One of the major challenges facing the project leaders was to determine what students should learn about CAM and how to find high-quality information about this field. To that end, Barak and colleagues summarize a number of key principles used by the NCCAM-funded educational programs to select appropriate CAM content and develop CAM coursework that form the basis for achieving CAM competencies.
Turning to the processes by which these programs were implemented, Lee and colleagues discuss the range of organizational and instructional strategies that were used at the NCCAM-funded institutions. Successful programs relied on the engagement of key faculty leaders and provided a range of faculty development activities. The most effective strategies for integration addressed a core curriculum need and used some form of an evidence-based framework. Sierpina and colleagues extend that discussion by reflecting on some of the lessons learned about how to create significant curricular change and by discussing the challenges and barriers to CAM education initiatives.
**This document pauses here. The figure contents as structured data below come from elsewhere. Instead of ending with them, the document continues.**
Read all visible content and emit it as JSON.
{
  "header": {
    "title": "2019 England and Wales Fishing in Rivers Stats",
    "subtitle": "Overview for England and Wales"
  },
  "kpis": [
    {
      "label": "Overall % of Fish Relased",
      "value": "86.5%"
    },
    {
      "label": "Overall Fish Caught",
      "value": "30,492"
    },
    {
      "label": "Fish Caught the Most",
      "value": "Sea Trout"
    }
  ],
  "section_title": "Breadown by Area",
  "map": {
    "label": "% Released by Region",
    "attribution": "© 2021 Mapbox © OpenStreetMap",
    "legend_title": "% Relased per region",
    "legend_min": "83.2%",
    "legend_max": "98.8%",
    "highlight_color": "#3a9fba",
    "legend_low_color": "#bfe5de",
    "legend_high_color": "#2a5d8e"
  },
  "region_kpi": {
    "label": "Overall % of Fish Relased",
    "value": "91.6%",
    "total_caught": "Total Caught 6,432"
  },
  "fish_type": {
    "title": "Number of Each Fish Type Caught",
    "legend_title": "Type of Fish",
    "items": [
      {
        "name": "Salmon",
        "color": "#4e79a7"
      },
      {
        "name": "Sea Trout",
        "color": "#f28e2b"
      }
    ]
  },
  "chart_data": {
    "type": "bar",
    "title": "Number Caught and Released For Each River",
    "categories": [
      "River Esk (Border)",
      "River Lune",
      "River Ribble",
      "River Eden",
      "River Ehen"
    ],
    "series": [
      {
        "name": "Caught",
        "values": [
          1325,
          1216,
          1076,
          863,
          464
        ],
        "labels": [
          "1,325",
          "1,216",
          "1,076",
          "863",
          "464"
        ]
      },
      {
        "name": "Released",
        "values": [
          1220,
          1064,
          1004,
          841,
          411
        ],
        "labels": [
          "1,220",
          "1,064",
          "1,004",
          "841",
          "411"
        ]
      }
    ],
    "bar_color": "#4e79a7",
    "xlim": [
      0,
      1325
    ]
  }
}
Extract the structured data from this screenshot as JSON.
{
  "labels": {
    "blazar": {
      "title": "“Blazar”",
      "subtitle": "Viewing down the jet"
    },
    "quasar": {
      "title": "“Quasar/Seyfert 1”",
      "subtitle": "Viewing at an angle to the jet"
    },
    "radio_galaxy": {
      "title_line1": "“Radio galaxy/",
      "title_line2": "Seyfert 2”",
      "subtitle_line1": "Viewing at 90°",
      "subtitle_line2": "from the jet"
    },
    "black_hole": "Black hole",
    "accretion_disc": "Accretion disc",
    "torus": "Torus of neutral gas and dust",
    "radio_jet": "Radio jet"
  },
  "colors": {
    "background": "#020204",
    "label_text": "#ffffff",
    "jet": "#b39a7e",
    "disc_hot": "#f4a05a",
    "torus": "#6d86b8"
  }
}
One of the more interesting outcomes from these initiatives has been the recognition that certain aspects of the “CAM curriculum” could be used to advance a medical education competency or goal. Perhaps the best example of this is reported by Elder and colleagues, who describe how student self-awareness and self-care can be fostered through different CAM curricular activities, didactic or experiential, that address personal biases in clinical interactions, personal health and wellness, or training in mind–body interventions.
The CAM educational projects faced many of the same challenges in assessment and evaluation as do those of the more conventional aspects of health professions education, such as specifying measurable objectives, identifying valid indicators, and evaluating the attainment of desired outcomes. In addition, there is a desire to ascertain to what extent these curricular initiatives result in changed behaviors on the part of health professionals and, more important, improved patient care. Stratton and colleagues address the evaluation aspect of the projects by identifying strengths and weaknesses of efforts to define and assess key learning outcomes in CAM, and by describing specific approaches that were used for the acquisition of CAM-related clinical skills. The authors also offer recommendations for more rigorous evaluation of CAM-relevant educational outcomes.
An important long-term goal of the NCCAM program was to accelerate the integration of CAM and conventional health care practices in an effort to improve patient care. This will often require collaboration and communication between health care professionals across disciplines. In the final article of the series, Nedrow and colleagues describe four examples of interdisciplinary collaborations between educators, schools, and practitioners that led to real benefits for all parties—most of all, the learners.
In reflecting on the CAM education projects, we see how several innovative models of education have been created through the investment of the NIH. Much has been learned, but, more important, the nature of the training of health professionals has been changed and improved by these projects. Our hope in compiling this collection of articles is that their descriptions of the types of approaches and strategies employed and the experiences gained will provide important lessons to all institutions and educational leaders contemplating similar initiatives.